Une vidéo datée du 19 août 2021 publiée par « le Centre de média Al Yaqout » (créé en 2019) met en scène le mouvement Ansaru qui félicite les taliban pour avoir « chassé les forces infidèles d’Afghanistan ».
En fait, elle n’a été diffusée qu’à la mi-décembre. Dans ce document, Ansaru se place dans la lignée de la mouvance d’Al-Qaida « canal historique » ce qui signifie qu’il est encore bien présent aujourd’hui (surtout au Nigeria et dans la région du lac Tchad) malgré l’arrestation de son chef en 2016(2).
C’est au début de l’année 2012 que Ansaru (Jamāatu Anṣāril Muslimīna fī Bilādis Sūdān – l’Avant garde pour la protection des musulmans en Afrique noire -) est apparu via un « organe de presse » rattaché à Al-Qaida « canal historique ». En fait, ce mouvement qui est une dissidence de Boko Haram avait été mis sur pied dès 2011.
Son premier leader était un certain Abubakar Adam Kambar remplacé après sa mort en 2012 par Khalid al-Barnawi alias Abou Usamatal Ansari (arrêté en 2016)(1).
Il s’est montré rapidement opérationnel certains de ses activistes ayant suivi un entraînement dans le Sahel aux côtes d’Al-Qaida au Maghreb Islamique (AQMI) (dont ses chefs surnommés les « Sahariens »). D’autres sont passés dans les rangs des Shebabs somaliens.
Ainsi, Ansaru a été à même de monter des opérations complexes dont l’attaque de novembre 2012 de la prison d’Abuja qui a permis de libérer 37 combattants. Il s’est fait surtout connaître par de nombreux enlèvements d’Européens au nord du Nigeria (dont celui non revendiqué en mai 2011 d’un Britannique et d’un Italien dans la ville de Birnin Kebbi, celui de Francis Collomp à Rimi en décembre 2012 puis d’un kidnapping de deux Libanais, deux Syriens, un Grec, un Italien et un Britannique dans l’État de Bauchi en février 2013, etc.). Ansaru a assassiné les otages pris en 2011 et 2013 prétextant une opération de secours organisée conjointement par les Britanniques et les Nigérians.
Ansaru a aussi mené de nombreuses attaques contre les forces de sécurité nigérianes comme celle dirigée contre un convoi militaire en janvier 2013 dans l’État de Kogi qui devait se rendre au Mali pour participer à la lutte contre AQMI aux côtés des forces maliennes.
Avant 2013, Ansaru était étroitement lié à AQMI et ce dernier lui faisait bénéficier de ses « organes de presse » pour publier ses revendications.

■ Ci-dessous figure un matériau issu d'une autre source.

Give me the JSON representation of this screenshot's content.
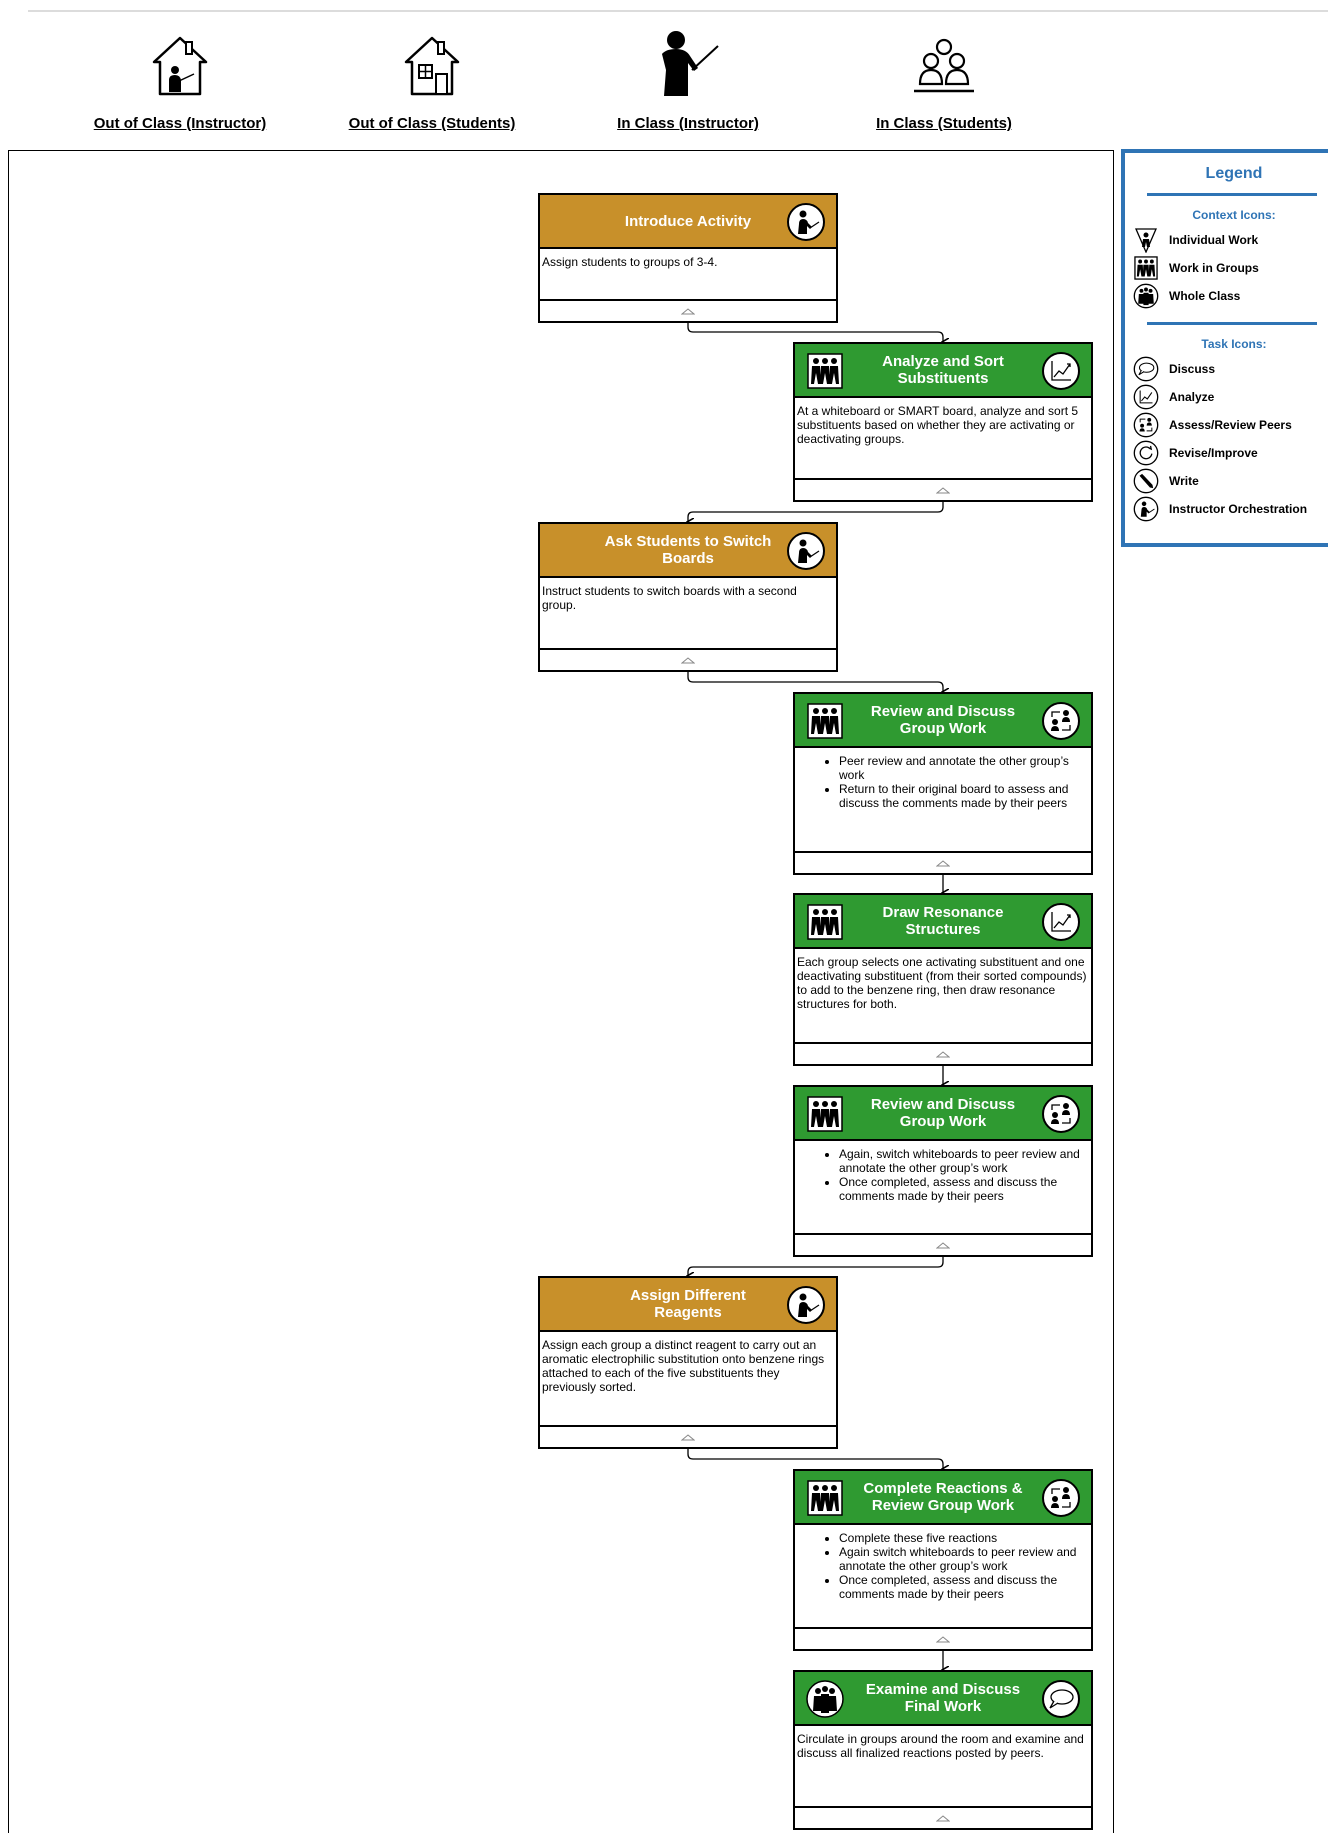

Abubakar Shekau qui était l’émir de Boko Haram depuis 2009 (il a été tué en mai 2021 par l’ISWAP) s’est opposé à Ansaru, surtout dans son fief du Nord-Ouest du pays parfois en coopérant indirectement avec les forces régulières nigériennes en lui fournissant des informations sur la localisation de ses « concurrents » d’Ansaru pour que ce soient elles qui s’en chargent.

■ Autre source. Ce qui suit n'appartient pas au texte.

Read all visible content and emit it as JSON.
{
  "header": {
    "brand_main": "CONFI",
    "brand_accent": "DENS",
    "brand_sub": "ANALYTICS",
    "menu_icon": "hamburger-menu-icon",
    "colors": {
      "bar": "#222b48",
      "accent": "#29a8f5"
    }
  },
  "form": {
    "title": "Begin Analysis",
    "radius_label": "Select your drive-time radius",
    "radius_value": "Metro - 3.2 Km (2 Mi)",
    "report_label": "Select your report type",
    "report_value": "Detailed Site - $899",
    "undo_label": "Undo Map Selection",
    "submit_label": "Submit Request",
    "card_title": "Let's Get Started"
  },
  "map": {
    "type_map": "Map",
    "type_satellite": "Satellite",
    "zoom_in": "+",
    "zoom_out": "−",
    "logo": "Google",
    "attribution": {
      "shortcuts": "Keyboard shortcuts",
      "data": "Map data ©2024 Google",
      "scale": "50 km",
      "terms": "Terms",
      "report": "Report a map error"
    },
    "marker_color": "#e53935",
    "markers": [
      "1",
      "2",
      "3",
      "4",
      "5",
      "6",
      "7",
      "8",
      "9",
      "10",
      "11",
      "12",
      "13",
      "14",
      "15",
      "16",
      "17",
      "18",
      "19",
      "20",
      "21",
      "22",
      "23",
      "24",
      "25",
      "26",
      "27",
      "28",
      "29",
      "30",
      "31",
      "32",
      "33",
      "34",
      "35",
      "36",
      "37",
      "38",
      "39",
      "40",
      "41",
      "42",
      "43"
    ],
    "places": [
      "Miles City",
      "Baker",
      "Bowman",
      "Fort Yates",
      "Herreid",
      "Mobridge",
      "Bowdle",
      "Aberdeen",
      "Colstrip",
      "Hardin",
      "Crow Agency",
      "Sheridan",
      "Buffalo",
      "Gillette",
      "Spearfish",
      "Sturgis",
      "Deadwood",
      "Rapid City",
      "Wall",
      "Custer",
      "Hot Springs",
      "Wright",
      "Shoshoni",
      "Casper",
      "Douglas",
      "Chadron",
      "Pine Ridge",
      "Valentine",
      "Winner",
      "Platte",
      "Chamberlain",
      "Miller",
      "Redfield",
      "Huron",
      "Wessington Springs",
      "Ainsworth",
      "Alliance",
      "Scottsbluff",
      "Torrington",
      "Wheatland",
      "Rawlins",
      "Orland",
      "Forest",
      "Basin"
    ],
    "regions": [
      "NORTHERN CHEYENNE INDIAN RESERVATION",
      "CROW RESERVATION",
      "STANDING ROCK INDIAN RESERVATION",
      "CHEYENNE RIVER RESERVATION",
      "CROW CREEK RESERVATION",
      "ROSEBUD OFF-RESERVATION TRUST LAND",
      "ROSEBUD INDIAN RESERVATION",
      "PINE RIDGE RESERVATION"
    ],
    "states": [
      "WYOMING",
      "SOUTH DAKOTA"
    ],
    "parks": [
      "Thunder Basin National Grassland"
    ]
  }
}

Les opérations Serval puis Barkhane lancées par l’armée française en 2013 ont fait perdre à Ansaru les liens directs qu’il entretenait avec AQMI, et surtout le soutien en matériel et en instruction qu’il en tirait. Le résultat est que de nombreux activistes ont quitté Ansaru pour rejoindre Boko Haram ou l’ISWA.
De 2014 à 2020, Ansaru a continué d’exister en mode survie. Il semble qu’il s’est mêlé à des groupes qualifiés de « bandits » ou « coupeurs de routes » qui se livrent à des actions purement criminelles comme l’enlèvement de jeunes élèves rendus contre rançons.
Cette reconnaissance officielle des taliban par une branche d’Al-Qaida « canal historique » ne peut qu’inquiéter. Quelle va être l’attitude du nouveau gouvernement en place à Kaboul vis-à-vis de son vieux « compagnon de combat ». Va t’il le laisser agir à sa guise ou le contrôler étroitement car cela démange certainement le Docteur Ayman al-Zawahiri, l’émir historique d’Al-Qaida, de se servir de l’Afghanistan comme base retranchée pour relancer la nébuleuse dans des opérations extérieures et ainsi redonner du souffle au combat jihadiste internationaliste.
1. À ne pas confondre avec Abou Mousab al-Barnawi (voir « Lac Tchad. Combats entre jihadistes » du 4 octobre 2021) alias Habib Yousouf, un des fils du fondateur de Boko Haram qui a également quitté Boko Haram pour fonder la « province de l’État Islamique en Afrique de l’Ouest » (ISWAP – Islamic State in West Africa Province) officiellement reconnue par Daech.
2. L’identité de son remplaçant n’est pas connue, sans doute volontairement pour préserver sa sécurité.